Daniel, thereafter, as the violence spiraled, fled the country to Benin Republic before being resettled in Norway – where The Committee to Protect Journalists and Amnesty International helped her through the resettlement process.
The Miss World contest was eventually moved from Abuja to London.
On November, 27, the Zamfara state government through the deputy governor, Mamuda Aliyu Shinkaf, declared a fatwa on Daniel, saying: “Like Salman Rushdie, the blood of Isioma Daniel can be shed. It is abiding on all Muslims wherever they are to consider the killing of the writer as a religious duty.”
Despite this statement by Shinkafi, he went on to become the Governor of Zamfara state.
While the Nigerian government downplayed the fatwa issued on Daniel and the riot, the then President, Obasanjo, blamed it all on “irresponsible journalism.”
“What happened in Nigeria obviously could have happened at any time that such sensitive and irresponsible remarks are made, at a time like this -particularly at a time like this, in Nigeria,” Obasanjo had said.

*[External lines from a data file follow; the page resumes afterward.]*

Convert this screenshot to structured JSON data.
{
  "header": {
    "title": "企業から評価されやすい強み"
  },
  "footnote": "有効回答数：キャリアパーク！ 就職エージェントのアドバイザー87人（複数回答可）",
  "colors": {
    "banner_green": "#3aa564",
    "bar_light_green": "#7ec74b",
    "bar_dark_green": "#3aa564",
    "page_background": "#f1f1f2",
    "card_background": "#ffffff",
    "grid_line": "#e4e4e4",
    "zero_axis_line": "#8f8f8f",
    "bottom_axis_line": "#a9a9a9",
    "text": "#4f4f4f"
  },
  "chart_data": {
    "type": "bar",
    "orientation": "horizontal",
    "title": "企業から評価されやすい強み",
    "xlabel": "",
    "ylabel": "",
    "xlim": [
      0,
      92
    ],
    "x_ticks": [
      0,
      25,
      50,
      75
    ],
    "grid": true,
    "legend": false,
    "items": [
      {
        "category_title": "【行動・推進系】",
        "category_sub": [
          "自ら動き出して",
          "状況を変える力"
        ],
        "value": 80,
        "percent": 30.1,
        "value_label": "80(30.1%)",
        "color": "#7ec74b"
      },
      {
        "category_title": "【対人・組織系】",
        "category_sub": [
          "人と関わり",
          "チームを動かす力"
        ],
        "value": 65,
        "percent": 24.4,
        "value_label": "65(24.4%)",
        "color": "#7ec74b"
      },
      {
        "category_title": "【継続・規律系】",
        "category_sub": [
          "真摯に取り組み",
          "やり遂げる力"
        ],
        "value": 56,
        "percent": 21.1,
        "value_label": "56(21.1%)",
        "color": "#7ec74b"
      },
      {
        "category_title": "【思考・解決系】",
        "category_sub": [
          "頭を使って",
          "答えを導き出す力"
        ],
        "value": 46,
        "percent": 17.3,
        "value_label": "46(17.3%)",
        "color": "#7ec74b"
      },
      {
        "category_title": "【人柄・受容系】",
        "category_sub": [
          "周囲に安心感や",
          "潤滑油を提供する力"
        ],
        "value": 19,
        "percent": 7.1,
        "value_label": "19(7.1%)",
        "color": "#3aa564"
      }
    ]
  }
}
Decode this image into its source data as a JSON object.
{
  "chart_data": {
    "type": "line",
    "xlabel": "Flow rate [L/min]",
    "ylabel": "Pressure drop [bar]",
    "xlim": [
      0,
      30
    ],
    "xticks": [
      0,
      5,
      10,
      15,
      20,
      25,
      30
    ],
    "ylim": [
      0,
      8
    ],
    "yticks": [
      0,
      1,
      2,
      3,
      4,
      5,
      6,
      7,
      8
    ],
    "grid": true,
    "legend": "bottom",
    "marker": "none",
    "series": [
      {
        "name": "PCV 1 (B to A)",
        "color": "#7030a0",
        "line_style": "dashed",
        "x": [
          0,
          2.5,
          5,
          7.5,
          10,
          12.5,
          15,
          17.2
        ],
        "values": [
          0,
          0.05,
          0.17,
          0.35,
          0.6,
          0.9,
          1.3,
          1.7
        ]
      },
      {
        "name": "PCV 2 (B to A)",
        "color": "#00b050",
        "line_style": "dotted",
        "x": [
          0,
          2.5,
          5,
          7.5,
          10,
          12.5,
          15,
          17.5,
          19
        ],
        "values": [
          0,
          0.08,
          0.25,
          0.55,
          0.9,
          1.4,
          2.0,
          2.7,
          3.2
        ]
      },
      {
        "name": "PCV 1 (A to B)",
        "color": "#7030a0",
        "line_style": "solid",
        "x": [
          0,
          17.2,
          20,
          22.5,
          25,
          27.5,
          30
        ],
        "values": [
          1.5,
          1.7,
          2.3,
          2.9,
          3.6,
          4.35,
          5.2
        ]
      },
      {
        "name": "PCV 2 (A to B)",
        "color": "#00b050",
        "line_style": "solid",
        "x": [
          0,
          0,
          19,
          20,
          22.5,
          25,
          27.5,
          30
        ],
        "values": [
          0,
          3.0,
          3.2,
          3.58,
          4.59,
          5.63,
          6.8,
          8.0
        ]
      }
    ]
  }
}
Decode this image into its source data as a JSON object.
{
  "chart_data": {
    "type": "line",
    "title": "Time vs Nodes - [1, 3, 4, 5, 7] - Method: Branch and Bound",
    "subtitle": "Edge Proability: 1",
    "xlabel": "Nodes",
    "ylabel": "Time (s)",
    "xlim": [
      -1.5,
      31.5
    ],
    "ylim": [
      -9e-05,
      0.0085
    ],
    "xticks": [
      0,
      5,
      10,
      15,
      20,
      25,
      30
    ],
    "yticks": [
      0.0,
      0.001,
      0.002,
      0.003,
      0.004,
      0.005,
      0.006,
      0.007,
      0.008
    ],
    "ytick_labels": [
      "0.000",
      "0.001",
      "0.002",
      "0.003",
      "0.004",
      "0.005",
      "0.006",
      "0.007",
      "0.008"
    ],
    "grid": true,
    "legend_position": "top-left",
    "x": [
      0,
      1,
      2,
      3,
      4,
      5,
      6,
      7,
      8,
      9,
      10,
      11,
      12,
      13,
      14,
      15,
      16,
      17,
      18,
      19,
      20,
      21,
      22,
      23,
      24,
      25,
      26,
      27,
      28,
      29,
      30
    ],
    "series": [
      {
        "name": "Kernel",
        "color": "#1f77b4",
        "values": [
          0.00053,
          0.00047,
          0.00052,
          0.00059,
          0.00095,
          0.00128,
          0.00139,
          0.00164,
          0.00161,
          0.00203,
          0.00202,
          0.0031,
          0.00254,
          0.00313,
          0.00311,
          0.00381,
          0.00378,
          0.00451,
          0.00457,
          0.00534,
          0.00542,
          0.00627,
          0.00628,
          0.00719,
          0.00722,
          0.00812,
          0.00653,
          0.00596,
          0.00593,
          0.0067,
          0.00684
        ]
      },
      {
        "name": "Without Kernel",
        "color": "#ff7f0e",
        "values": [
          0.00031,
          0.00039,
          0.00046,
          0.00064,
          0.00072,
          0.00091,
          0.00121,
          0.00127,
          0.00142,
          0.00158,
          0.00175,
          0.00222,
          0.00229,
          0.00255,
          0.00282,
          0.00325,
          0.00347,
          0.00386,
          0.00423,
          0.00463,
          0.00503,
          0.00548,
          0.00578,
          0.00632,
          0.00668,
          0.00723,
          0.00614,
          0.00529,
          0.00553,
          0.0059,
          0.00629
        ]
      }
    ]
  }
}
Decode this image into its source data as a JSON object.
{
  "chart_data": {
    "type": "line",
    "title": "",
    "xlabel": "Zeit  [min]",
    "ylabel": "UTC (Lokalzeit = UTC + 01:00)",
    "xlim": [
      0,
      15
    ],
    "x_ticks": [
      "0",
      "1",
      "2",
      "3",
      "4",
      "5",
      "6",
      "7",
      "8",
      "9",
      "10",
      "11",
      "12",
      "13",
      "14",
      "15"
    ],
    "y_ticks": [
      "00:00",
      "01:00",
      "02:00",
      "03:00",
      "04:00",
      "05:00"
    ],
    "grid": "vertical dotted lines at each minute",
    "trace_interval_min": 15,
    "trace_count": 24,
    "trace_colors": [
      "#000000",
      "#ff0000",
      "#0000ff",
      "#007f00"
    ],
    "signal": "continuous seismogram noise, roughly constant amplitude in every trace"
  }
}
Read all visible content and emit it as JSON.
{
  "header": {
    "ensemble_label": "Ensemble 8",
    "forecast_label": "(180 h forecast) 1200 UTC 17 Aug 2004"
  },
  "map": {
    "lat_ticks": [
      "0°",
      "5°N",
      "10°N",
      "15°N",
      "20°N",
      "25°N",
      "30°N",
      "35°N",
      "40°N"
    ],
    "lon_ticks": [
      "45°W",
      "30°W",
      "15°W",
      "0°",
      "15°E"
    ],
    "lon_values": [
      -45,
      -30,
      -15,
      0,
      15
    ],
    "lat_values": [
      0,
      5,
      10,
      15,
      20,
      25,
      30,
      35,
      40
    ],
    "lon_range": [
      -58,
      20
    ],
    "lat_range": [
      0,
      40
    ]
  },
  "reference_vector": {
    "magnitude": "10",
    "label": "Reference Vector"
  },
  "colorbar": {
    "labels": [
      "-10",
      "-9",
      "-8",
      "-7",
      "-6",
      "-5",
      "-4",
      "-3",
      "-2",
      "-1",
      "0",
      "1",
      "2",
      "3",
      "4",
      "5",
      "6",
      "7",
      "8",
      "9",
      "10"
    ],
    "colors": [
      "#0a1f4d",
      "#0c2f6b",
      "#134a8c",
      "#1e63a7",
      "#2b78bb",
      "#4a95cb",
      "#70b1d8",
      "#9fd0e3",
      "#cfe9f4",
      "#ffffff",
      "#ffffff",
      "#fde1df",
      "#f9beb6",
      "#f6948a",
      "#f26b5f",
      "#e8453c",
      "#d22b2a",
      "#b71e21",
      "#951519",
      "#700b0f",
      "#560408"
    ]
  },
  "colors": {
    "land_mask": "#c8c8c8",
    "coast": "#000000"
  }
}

While Samuel Rushdie (a British-Indian novelist whose 1988 book, The Satanic Verses, provoked protests around the world for ‘satirizing’ the Prophet) went on to earn him a British knighthood and a Booker award, Daniel’s career in her home country came to a unexpected end.
Daniel currently lives in an European country where she continues to work as a journalist for a local newspaper. Little is known about her now as she avoids the limelight and is believed to have assumed a new name.
In a 2003 article for the Guardian UK, Daniel while recounting her ordeal, wrote that: “On Thursday I nearly went to the office. The suburb had another indefinite power cut and I didn’t know what was happening. My phone rang. The voice said that riots had broken out in Kaduna and Muslims were killing Christians. People were trying to find me and I shouldn’t leave the house.”
“That night on national television the Sultan of Sokoto appealed for calm and peace. On the flip side, the minister for Abuja, Nigeria’s glossy capital, broke down in front of the camera, weeping that I had blasphemed the prophet.”
“Then on Friday, riots began in Abuja. We bought every newspaper. I listened to a radio announcement claiming that all those involved with the article would be brought to book. I turned off the radio. The need for normality was what I clung to. I chatted to my brother and sister as if nothing had happened. Yet I packed my bags because my father was convinced I couldn’t remain in Lagos. I got a call saying that state security wanted to see me. It wasn’t serious, just a routine check and I wouldn’t be arrested.”
Many argue that the riots were fueled by politicians, who capitalized on the unfortunate statement to score cheap political points and hopefully sway voters using religious and ethnic sentiments.
Nigeria is largely divided along ethno-religious lines, hence it isn’t surprising for politicians to take advantage of the situation, especially because 2003 was an election year.
There were reports of people shouting political slogans as well as carrying election posters during the riots and protests.
Because the Nigerian system is often perverse to academic inquiry and record keeping, those who engineered the 2002 riots may never be ascertained, however, religious fanaticism and over zealousness have been blamed for the crisis.
But considering the time lapse between the outbreak of the violence and the publication of the newspaper article by ThisDay, it is far more sensible to assume that the embers of religious flame (ever heated in Nigeria) was fanned by politicians who seized upon the opportunity to further their political ambitions – at the expense of human life, while hiding under the umbrella of Isioma Daniel’s lighthearted but questioning article.